I've combined the six word clouds into a single image here, but they can be viewed separately (at full size and crisper) on my Wordle gallery page.
The clouds make for a neat analysis. I especially like how the terms "Masari" and "Yata" -- the two main peoples of the series -- relate to each other across the volumes. "Yata" trumps "Masari" for almost the entire series, beginning as slightly larger in Covenant. That discrepancy increases in Appetite and increases yet more in Destiny. Both are enlarged in Bloodlines (the longest book in the series), but "Yata" still outshines "Masari." Both drop into the background in TelZodo (which, as the words show, focuses mainly on its title character, along with TripStone), but "Yata" is still significantly larger than "Masari." Only in Second Covenant does "Masari" gain in stature, to the point where its size matches that of "Yata" exactly (by my measurement). The clouds do a nice job of encapsulating that particular dynamic of the epic.

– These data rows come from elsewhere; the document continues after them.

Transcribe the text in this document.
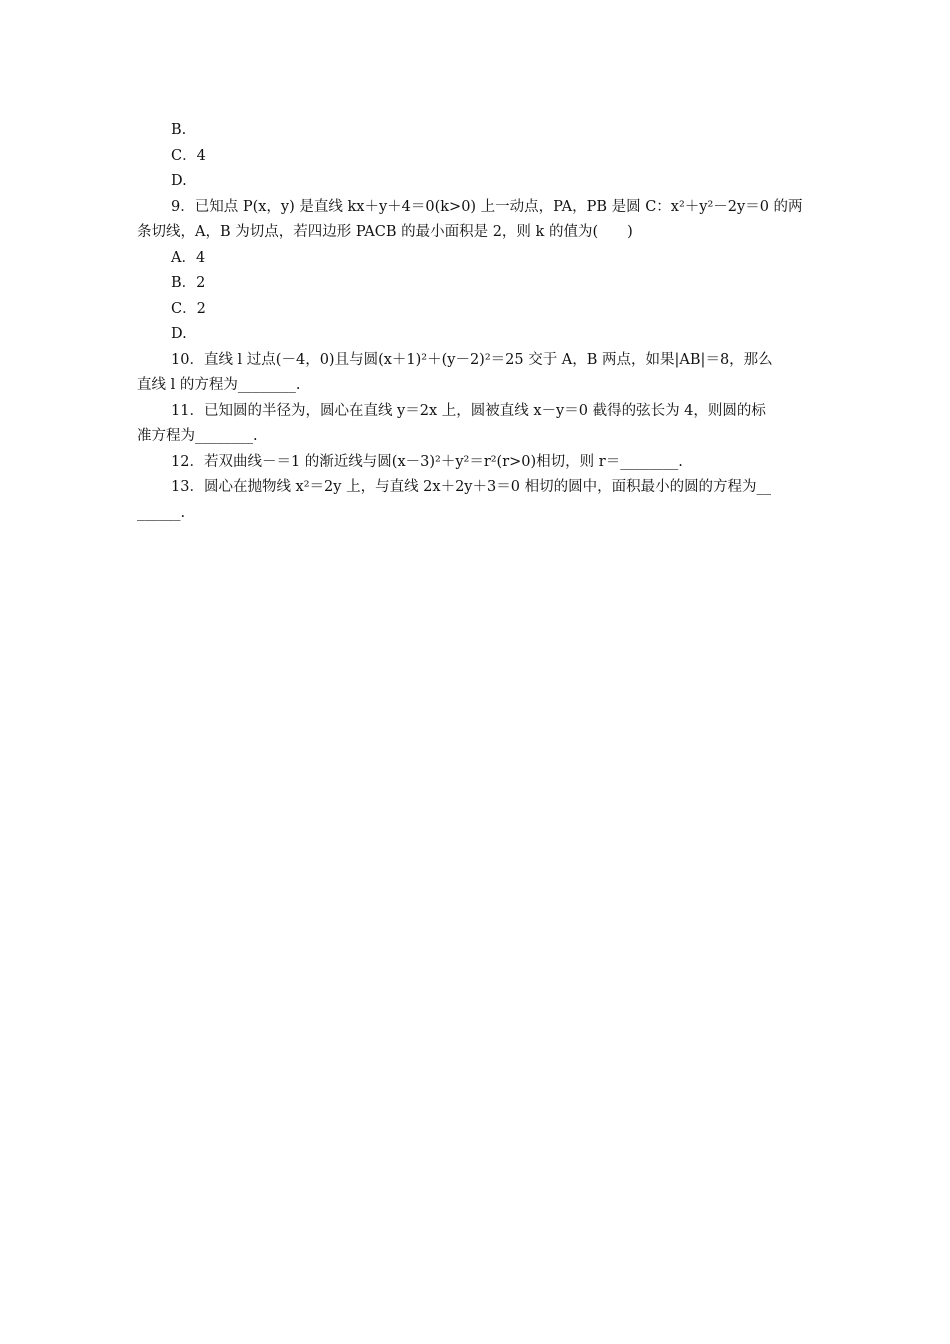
B.
C．4
D.
9．已知点 P(x，y) 是直线 kx＋y＋4＝0(k>0) 上一动点，PA，PB 是圆 C：x²＋y²－2y＝0 的两
条切线，A，B 为切点，若四边形 PACB 的最小面积是 2，则 k 的值为(　　)
A．4
B．2
C．2
D.
10．直线 l 过点(－4，0)且与圆(x＋1)²＋(y－2)²＝25 交于 A，B 两点，如果|AB|＝8，那么
直线 l 的方程为________.
11．已知圆的半径为，圆心在直线 y＝2x 上，圆被直线 x－y＝0 截得的弦长为 4，则圆的标
准方程为________.
12．若双曲线－＝1 的渐近线与圆(x－3)²＋y²＝r²(r>0)相切，则 r＝________.
13．圆心在抛物线 x²＝2y 上，与直线 2x＋2y＋3＝0 相切的圆中，面积最小的圆的方程为__
______.
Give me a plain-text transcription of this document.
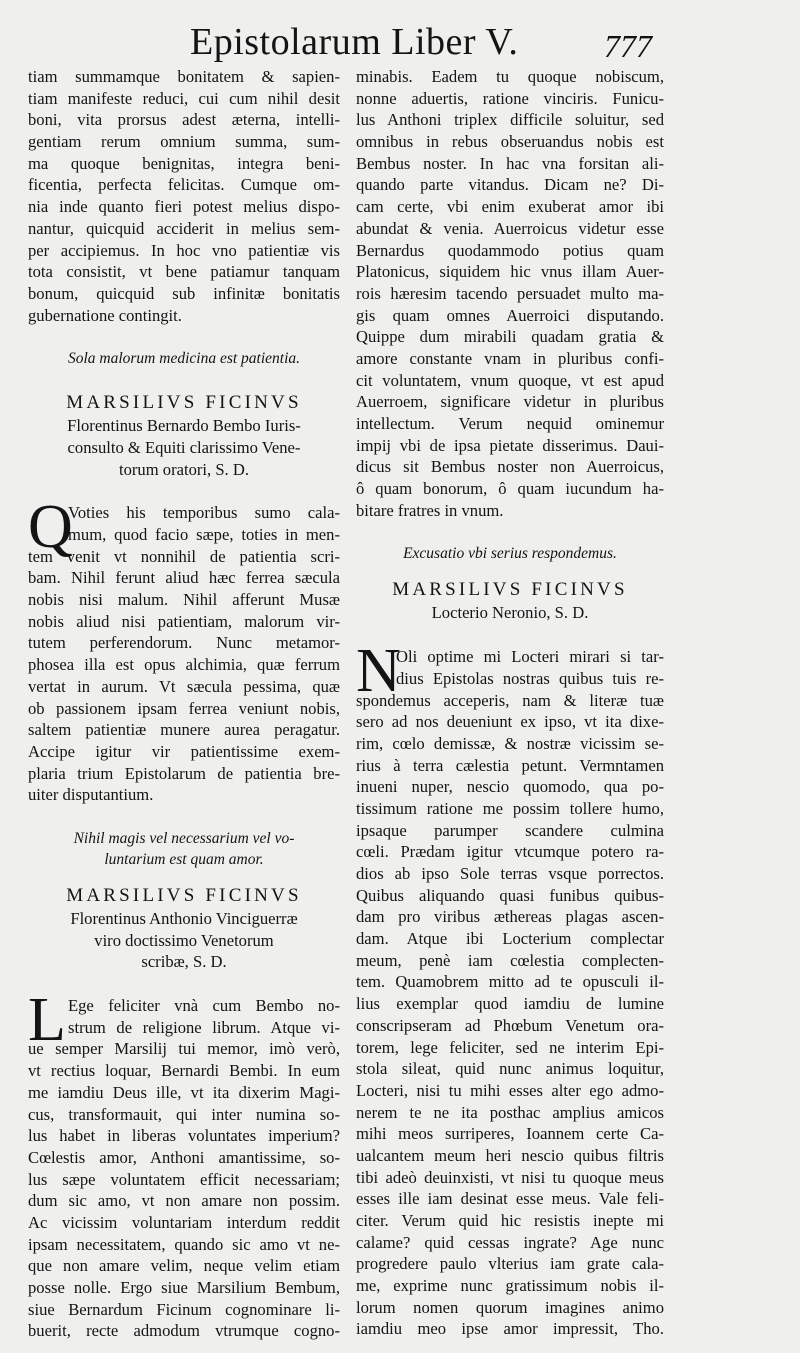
Epistolarum Liber V.	777
tiam summamque bonitatem & sapien-
tiam manifeste reduci, cui cum nihil desit
boni, vita prorsus adest æterna, intelli-
gentiam rerum omnium summa, sum-
ma quoque benignitas, integra beni-
ficentia, perfecta felicitas. Cumque om-
nia inde quanto fieri potest melius dispo-
nantur, quicquid acciderit in melius sem-
per accipiemus. In hoc vno patientiæ vis
tota consistit, vt bene patiamur tanquam
bonum, quicquid sub infinitæ bonitatis
gubernatione contingit.
Sola malorum medicina est patientia.
MARSILIVS FICINVS
Florentinus Bernardo Bembo Iuris-
consulto & Equiti clarissimo Vene-
torum oratori, S. D.
Q
Voties his temporibus sumo cala-
mum, quod facio sæpe, toties in men-
tem venit vt nonnihil de patientia scri-
bam. Nihil ferunt aliud hæc ferrea sæcula
nobis nisi malum. Nihil afferunt Musæ
nobis aliud nisi patientiam, malorum vir-
tutem perferendorum. Nunc metamor-
phosea illa est opus alchimia, quæ ferrum
vertat in aurum. Vt sæcula pessima, quæ
ob passionem ipsam ferrea veniunt nobis,
saltem patientiæ munere aurea peragatur.
Accipe igitur vir patientissime exem-
plaria trium Epistolarum de patientia bre-
uiter disputantium.
Nihil magis vel necessarium vel vo-
luntarium est quam amor.
MARSILIVS FICINVS
Florentinus Anthonio Vinciguerræ
viro doctissimo Venetorum
scribæ, S. D.
L Ege feliciter vnà cum Bembo no-
strum de religione librum. Atque vi-
ue semper Marsilij tui memor, imò verò,
vt rectius loquar, Bernardi Bembi. In eum
me iamdiu Deus ille, vt ita dixerim Magi-
cus, transformauit, qui inter numina so-
lus habet in liberas voluntates imperium?
Cœlestis amor, Anthoni amantissime, so-
lus sæpe voluntatem efficit necessariam;
dum sic amo, vt non amare non possim.
Ac vicissim voluntariam interdum reddit
ipsam necessitatem, quando sic amo vt ne-
que non amare velim, neque velim etiam
posse nolle. Ergo siue Marsilium Bembum,
siue Bernardum Ficinum cognominare li-
buerit, recte admodum vtrumque cogno-
minabis. Eadem tu quoque nobiscum,
nonne aduertis, ratione vinciris. Funicu-
lus Anthoni triplex difficile soluitur, sed
omnibus in rebus obseruandus nobis est
Bembus noster. In hac vna forsitan ali-
quando parte vitandus. Dicam ne? Di-
cam certe, vbi enim exuberat amor ibi
abundat & venia. Auerroicus videtur esse
Bernardus quodammodo potius quam
Platonicus, siquidem hic vnus illam Auer-
rois hæresim tacendo persuadet multo ma-
gis quam omnes Auerroici disputando.
Quippe dum mirabili quadam gratia &
amore constante vnam in pluribus confi-
cit voluntatem, vnum quoque, vt est apud
Auerroem, significare videtur in pluribus
intellectum. Verum nequid ominemur
impij vbi de ipsa pietate disserimus. Daui-
dicus sit Bembus noster non Auerroicus,
ô quam bonorum, ô quam iucundum ha-
bitare fratres in vnum.
Excusatio vbi serius respondemus.
MARSILIVS FICINVS
Locterio Neronio, S. D.
N
Oli optime mi Locteri mirari si tar-
dius Epistolas nostras quibus tuis re-
spondemus acceperis, nam & literæ tuæ
sero ad nos deueniunt ex ipso, vt ita dixe-
rim, cœlo demissæ, & nostræ vicissim se-
rius à terra cælestia petunt. Vermntamen
inueni nuper, nescio quomodo, qua po-
tissimum ratione me possim tollere humo,
ipsaque parumper scandere culmina
cœli. Prædam igitur vtcumque potero ra-
dios ab ipso Sole terras vsque porrectos.
Quibus aliquando quasi funibus quibus-
dam pro viribus æthereas plagas ascen-
dam. Atque ibi Locterium complectar
meum, penè iam cœlestia complecten-
tem. Quamobrem mitto ad te opusculi il-
lius exemplar quod iamdiu de lumine
conscripseram ad Phœbum Venetum ora-
torem, lege feliciter, sed ne interim Epi-
stola sileat, quid nunc animus loquitur,
Locteri, nisi tu mihi esses alter ego admo-
nerem te ne ita posthac amplius amicos
mihi meos surriperes, Ioannem certe Ca-
ualcantem meum heri nescio quibus filtris
tibi adeò deuinxisti, vt nisi tu quoque meus
esses ille iam desinat esse meus. Vale feli-
citer. Verum quid hic resistis inepte mi
calame? quid cessas ingrate? Age nunc
progredere paulo vlterius iam grate cala-
me, exprime nunc gratissimum nobis il-
lorum nomen quorum imagines animo
iamdiu meo ipse amor impressit, Tho.
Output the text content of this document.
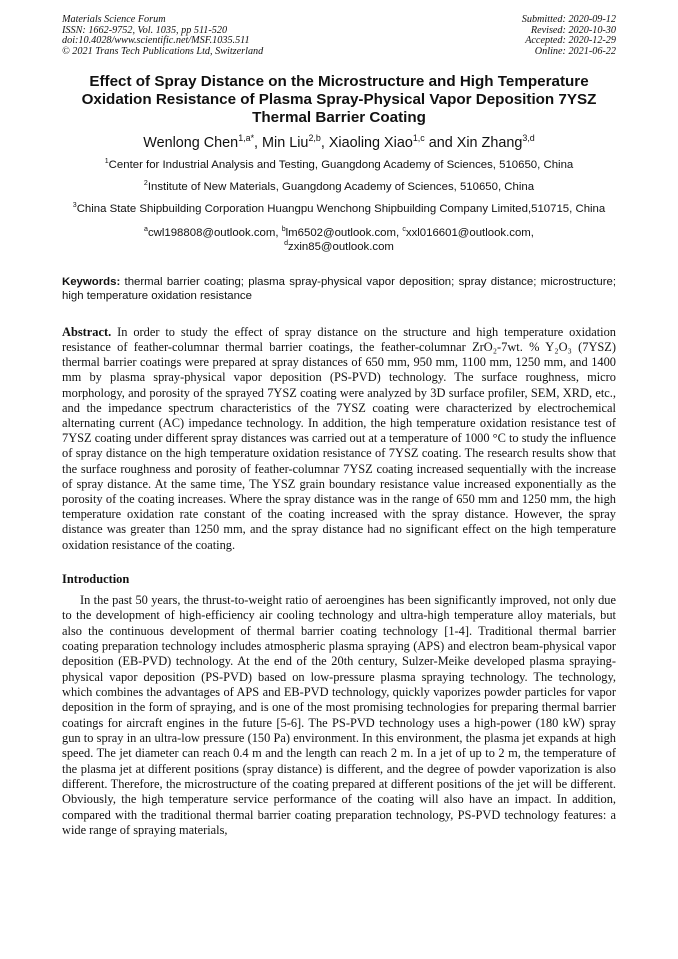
Materials Science Forum
ISSN: 1662-9752, Vol. 1035, pp 511-520
doi:10.4028/www.scientific.net/MSF.1035.511
© 2021 Trans Tech Publications Ltd, Switzerland
Submitted: 2020-09-12
Revised: 2020-10-30
Accepted: 2020-12-29
Online: 2021-06-22
Effect of Spray Distance on the Microstructure and High Temperature Oxidation Resistance of Plasma Spray-Physical Vapor Deposition 7YSZ Thermal Barrier Coating
Wenlong Chen$^{1,a*}$, Min Liu$^{2,b}$, Xiaoling Xiao$^{1,c}$ and Xin Zhang$^{3,d}$
$^1$Center for Industrial Analysis and Testing, Guangdong Academy of Sciences, 510650, China
$^2$Institute of New Materials, Guangdong Academy of Sciences, 510650, China
$^3$China State Shipbuilding Corporation Huangpu Wenchong Shipbuilding Company Limited,510715, China
$^a$cwl198808@outlook.com, $^b$lm6502@outlook.com, $^c$xxl016601@outlook.com,
$^d$zxin85@outlook.com
Keywords: thermal barrier coating; plasma spray-physical vapor deposition; spray distance; microstructure; high temperature oxidation resistance
Abstract. In order to study the effect of spray distance on the structure and high temperature oxidation resistance of feather-columnar thermal barrier coatings, the feather-columnar ZrO₂-7wt. % Y₂O₃ (7YSZ) thermal barrier coatings were prepared at spray distances of 650 mm, 950 mm, 1100 mm, 1250 mm, and 1400 mm by plasma spray-physical vapor deposition (PS-PVD) technology. The surface roughness, micro morphology, and porosity of the sprayed 7YSZ coating were analyzed by 3D surface profiler, SEM, XRD, etc., and the impedance spectrum characteristics of the 7YSZ coating were characterized by electrochemical alternating current (AC) impedance technology. In addition, the high temperature oxidation resistance test of 7YSZ coating under different spray distances was carried out at a temperature of 1000 °C to study the influence of spray distance on the high temperature oxidation resistance of 7YSZ coating. The research results show that the surface roughness and porosity of feather-columnar 7YSZ coating increased sequentially with the increase of spray distance. At the same time, The YSZ grain boundary resistance value increased exponentially as the porosity of the coating increases. Where the spray distance was in the range of 650 mm and 1250 mm, the high temperature oxidation rate constant of the coating increased with the spray distance. However, the spray distance was greater than 1250 mm, and the spray distance had no significant effect on the high temperature oxidation resistance of the coating.
Introduction
In the past 50 years, the thrust-to-weight ratio of aeroengines has been significantly improved, not only due to the development of high-efficiency air cooling technology and ultra-high temperature alloy materials, but also the continuous development of thermal barrier coating technology [1-4]. Traditional thermal barrier coating preparation technology includes atmospheric plasma spraying (APS) and electron beam-physical vapor deposition (EB-PVD) technology. At the end of the 20th century, Sulzer-Meike developed plasma spraying-physical vapor deposition (PS-PVD) based on low-pressure plasma spraying technology. The technology, which combines the advantages of APS and EB-PVD technology, quickly vaporizes powder particles for vapor deposition in the form of spraying, and is one of the most promising technologies for preparing thermal barrier coatings for aircraft engines in the future [5-6]. The PS-PVD technology uses a high-power (180 kW) spray gun to spray in an ultra-low pressure (150 Pa) environment. In this environment, the plasma jet expands at high speed. The jet diameter can reach 0.4 m and the length can reach 2 m. In a jet of up to 2 m, the temperature of the plasma jet at different positions (spray distance) is different, and the degree of powder vaporization is also different. Therefore, the microstructure of the coating prepared at different positions of the jet will be different. Obviously, the high temperature service performance of the coating will also have an impact. In addition, compared with the traditional thermal barrier coating preparation technology, PS-PVD technology features: a wide range of spraying materials,
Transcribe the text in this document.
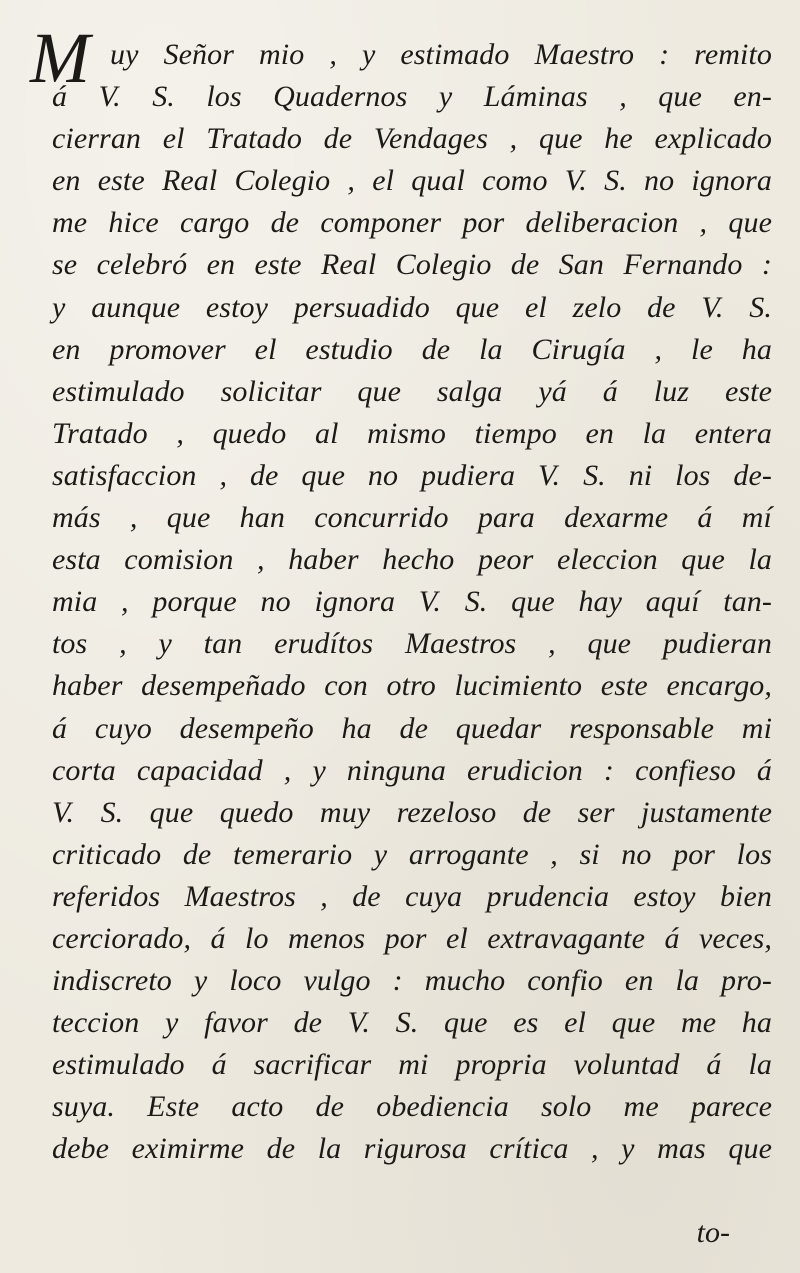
M uy Señor mio , y estimado Maestro : remito
á V. S. los Quadernos y Láminas , que en-
cierran el Tratado de Vendages , que he explicado
en este Real Colegio , el qual como V. S. no ignora
me hice cargo de componer por deliberacion , que
se celebró en este Real Colegio de San Fernando :
y aunque estoy persuadido que el zelo de V. S.
en promover el estudio de la Cirugía , le ha
estimulado solicitar que salga yá á luz este
Tratado , quedo al mismo tiempo en la entera
satisfaccion , de que no pudiera V. S. ni los de-
más , que han concurrido para dexarme á mí
esta comision , haber hecho peor eleccion que la
mia , porque no ignora V. S. que hay aquí tan-
tos , y tan erudítos Maestros , que pudieran
haber desempeñado con otro lucimiento este encargo,
á cuyo desempeño ha de quedar responsable mi
corta capacidad , y ninguna erudicion : confieso á
V. S. que quedo muy rezeloso de ser justamente
criticado de temerario y arrogante , si no por los
referidos Maestros , de cuya prudencia estoy bien
cerciorado, á lo menos por el extravagante á veces,
indiscreto y loco vulgo : mucho confio en la pro-
teccion y favor de V. S. que es el que me ha
estimulado á sacrificar mi propria voluntad á la
suya. Este acto de obediencia solo me parece
debe eximirme de la rigurosa crítica , y mas que
to-
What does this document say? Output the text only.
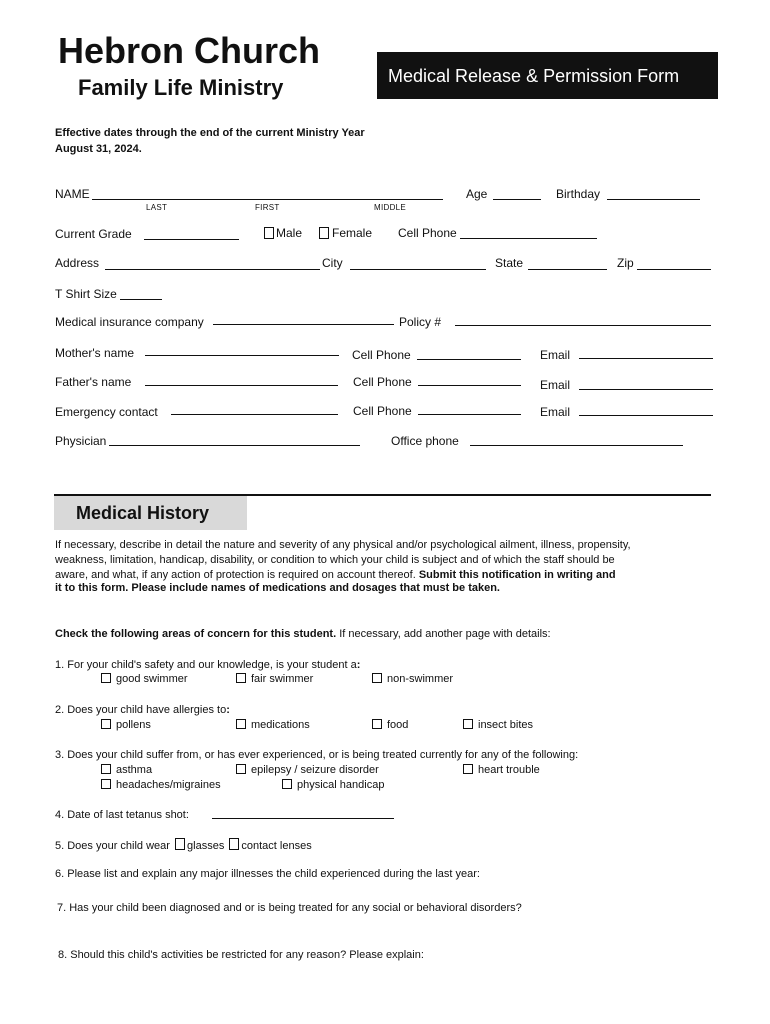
Hebron Church
Family Life Ministry	Medical Release & Permission Form
Effective dates through the end of the current Ministry Year
August 31, 2024.
NAME
LAST	FIRST	MIDDLE
Age	Birthday
Current Grade	Male Female Cell Phone
Address	City	State	Zip
T Shirt Size
Medical insurance company	Policy #
Mother's name	Cell Phone	Email
Father's name	Cell Phone	Email
Emergency contact	Cell Phone	Email
Physician	Office phone
Medical History
If necessary, describe in detail the nature and severity of any physical and/or psychological ailment, illness, propensity,
weakness, limitation, handicap, disability, or condition to which your child is subject and of which the staff should be
aware, and what, if any action of protection is required on account thereof. Submit this notification in writing and
it to this form. Please include names of medications and dosages that must be taken.
Check the following areas of concern for this student. If necessary, add another page with details:
1. For your child's safety and our knowledge, is your student a:
good swimmer	fair swimmer	non-swimmer
2. Does your child have allergies to:
pollens	medications	food	insect bites
3. Does your child suffer from, or has ever experienced, or is being treated currently for any of the following:
asthma	epilepsy / seizure disorder	heart trouble
headaches/migraines	physical handicap
4. Date of last tetanus shot:
5. Does your child wear glasses contact lenses
6. Please list and explain any major illnesses the child experienced during the last year:
7. Has your child been diagnosed and or is being treated for any social or behavioral disorders?
8. Should this child's activities be restricted for any reason? Please explain:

TripStone, the main heroine of the series, maintains a steady prominence through Destiny. That standing decreases slightly in Bloodlines, giving her the same emphasis as BrushBurn. The drama in Bloodlines is as much his as hers, given the disruptive influence of the character Jirado, whose name is the next-largest one in the cloud. Clearly, the action in Promontory takes center stage, contrasting with but not equaled by the drama unfolding in Crossroads (with its major players HigherBrook, Ghost, CatBird, and Gria). Even so, the place name of Crossroads (TripStone's village) is slightly larger than Promontory, a dynamic in itself.
TripStone's slightly decreased emphasis holds steady in TelZodo, but the title character clearly takes prominence. Taken within the context of the individual novels, "TelZodo" ranks the highest in the series. That has mainly to do with the book's narrative style. The other volumes are ensemble pieces, but TelZodo is a Bildungsroman, defined here as, "the story of a single individual's growth and development within the context of a defined social order."
TripStone vanishes by the time we get to Second Covenant, whose story is told by members of the new generation. Her name appears in the book, just not often enough to merit representation in the word cloud.
Destiny, a drug that can be considered a character in itself, sneaks into Covenant as one of the smallest words in the cloud. Its size grows considerably in Appetite and considerably more in its title volume, Destiny. It drops back down in Bloodlines, to smaller than it had been in Appetite. It drops out of the TelZodo word cloud entirely (despite the role that Destiny Farm plays in that book), but it roars back to life in Second Covenant. Not only does "Destiny" hold more within-novel prominence here than in any other Deviations book, but it outshines all of Second Covenant's sentient characters.
The Covenant, a religious system that is also a character in its own right, undergoes its own journey. Its small size in its title volume is deceiving; the religion, constantly in the background, drives the action. By the time of Appetite it has been destroyed and has shrunk in that volume's word cloud. It vanishes entirely from the word cloud for Destiny.
But it peeks back in for Bloodlines, achieving the same size it had possessed in Covenant. It barely makes a showing in the TelZodo word cloud, a tiny blip between "now" and "away;" and it appears again, matching its original strength, in Second Covenant.
The gods, absent from the word clouds for the first three volumes, stake their claim in the Bloodlines word cloud, stick around in unbeliever TelZodo's word cloud, and make their best showing in the word cloud for Second Covenant.
I could play with this every which way. Wordle's a neat tool for studying story dynamics.